Cinema is said to be one of the most important and influential social institutions of our time. It has grown to be a standard reference point for most kinds of discourses or discussions(Dyer, Hill & Gibson, 2000). The Indian film industry, for instance, is the biggest in the world churning out dozens of films belonging to different genres every year. Apart from the mainstream Hindi movies, regional cinema is also doing a flourishing business with many of the art films grabbing numerous International awards at various film festivals across the globe. Some of the prominent regional film industries include those of Tamil, Malayalam, Telugu, Bengali, Punjabi, Marathi and Assamese film industry. A good film is always characterised by a well-written script, right direction, brilliant acting and use of mind-blowing visual effects whenever necessary. People are always looking for stories that would pull at their heartstrings, stories that would bring a social-cultural change in society and focus more on socially relevant issues. Very often, the protagonist of the films would be essayed by a male while the woman would play second fiddle. However, times are changing, and women have come to occupy an important place as far as depiction of such issues is concerned (Thoraval, 2000).
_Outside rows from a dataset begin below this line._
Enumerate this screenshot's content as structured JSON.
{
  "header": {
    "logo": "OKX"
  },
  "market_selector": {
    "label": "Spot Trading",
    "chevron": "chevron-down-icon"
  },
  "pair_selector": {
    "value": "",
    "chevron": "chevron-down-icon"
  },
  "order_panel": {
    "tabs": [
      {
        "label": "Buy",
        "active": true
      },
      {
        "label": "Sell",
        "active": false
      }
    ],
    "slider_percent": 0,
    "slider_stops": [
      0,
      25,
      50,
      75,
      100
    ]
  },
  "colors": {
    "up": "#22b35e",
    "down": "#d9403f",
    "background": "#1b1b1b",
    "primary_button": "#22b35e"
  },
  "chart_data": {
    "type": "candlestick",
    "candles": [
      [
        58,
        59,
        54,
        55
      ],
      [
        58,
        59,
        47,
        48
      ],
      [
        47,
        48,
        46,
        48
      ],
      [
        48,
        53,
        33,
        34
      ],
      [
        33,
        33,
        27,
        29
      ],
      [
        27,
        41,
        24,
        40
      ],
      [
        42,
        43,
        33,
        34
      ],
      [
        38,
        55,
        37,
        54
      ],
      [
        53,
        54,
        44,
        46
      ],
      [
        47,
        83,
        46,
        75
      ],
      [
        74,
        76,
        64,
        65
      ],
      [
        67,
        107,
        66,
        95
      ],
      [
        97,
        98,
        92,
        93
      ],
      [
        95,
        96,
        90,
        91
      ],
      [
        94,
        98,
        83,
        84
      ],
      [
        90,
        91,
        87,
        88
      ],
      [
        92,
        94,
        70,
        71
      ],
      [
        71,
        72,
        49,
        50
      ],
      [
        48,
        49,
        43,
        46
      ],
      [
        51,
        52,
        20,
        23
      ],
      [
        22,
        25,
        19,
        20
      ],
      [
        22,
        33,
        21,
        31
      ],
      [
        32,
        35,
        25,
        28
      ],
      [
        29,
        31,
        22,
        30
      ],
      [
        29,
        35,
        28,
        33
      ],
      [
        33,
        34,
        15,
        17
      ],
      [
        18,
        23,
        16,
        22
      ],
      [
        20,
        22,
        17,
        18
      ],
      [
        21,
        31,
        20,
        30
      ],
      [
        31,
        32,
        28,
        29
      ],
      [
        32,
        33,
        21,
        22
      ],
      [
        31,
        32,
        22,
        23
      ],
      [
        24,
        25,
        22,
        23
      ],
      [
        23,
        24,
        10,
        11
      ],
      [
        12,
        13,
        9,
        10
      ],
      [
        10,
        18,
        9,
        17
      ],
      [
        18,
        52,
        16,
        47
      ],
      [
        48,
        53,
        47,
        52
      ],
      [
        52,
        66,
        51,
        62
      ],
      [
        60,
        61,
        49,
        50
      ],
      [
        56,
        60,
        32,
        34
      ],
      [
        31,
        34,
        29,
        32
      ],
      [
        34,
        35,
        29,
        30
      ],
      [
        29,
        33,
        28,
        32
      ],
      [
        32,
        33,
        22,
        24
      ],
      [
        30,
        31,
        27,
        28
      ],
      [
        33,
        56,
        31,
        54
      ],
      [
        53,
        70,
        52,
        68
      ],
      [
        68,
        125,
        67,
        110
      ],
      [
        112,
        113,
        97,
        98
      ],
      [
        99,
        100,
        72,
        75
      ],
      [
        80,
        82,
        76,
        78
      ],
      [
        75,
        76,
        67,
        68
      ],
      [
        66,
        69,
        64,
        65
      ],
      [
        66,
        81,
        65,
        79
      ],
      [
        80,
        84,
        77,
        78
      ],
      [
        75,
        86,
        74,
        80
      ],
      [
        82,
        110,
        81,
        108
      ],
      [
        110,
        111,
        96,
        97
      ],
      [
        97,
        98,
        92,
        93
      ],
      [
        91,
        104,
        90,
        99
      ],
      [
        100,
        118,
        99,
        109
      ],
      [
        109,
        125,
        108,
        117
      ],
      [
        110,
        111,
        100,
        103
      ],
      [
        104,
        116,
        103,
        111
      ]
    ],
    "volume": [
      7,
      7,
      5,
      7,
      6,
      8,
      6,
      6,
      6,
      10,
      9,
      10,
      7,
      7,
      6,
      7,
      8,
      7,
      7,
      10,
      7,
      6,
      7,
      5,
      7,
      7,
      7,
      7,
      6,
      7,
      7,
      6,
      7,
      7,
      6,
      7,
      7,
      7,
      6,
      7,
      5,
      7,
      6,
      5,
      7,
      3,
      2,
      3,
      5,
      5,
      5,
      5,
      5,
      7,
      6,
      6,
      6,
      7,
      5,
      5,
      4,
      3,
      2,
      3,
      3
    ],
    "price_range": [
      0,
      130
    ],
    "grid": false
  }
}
Alam Ara (1931) did have a more significant role for a female. Achyutkanya (1936) challenged the constraints of casteism while highlighting individual desire. Interestingly the film throws light on the love affair between a Dalit woman(Played by Devika Rani)and that of a Brahmin hero (played by Ashok Kumar). And who can forget the iconic scene in Mother India (1957) when Nargis shoots her son to save Radha(a character) from being kidnapped by him. All these show women in path-breaking roles that might have been impossible to foresee in the early and late 30s. Nevertheless, women have always looked as mere objects, and their characters have reprised to show them as a traditional Indian woman whose role confined with the four walls of the house.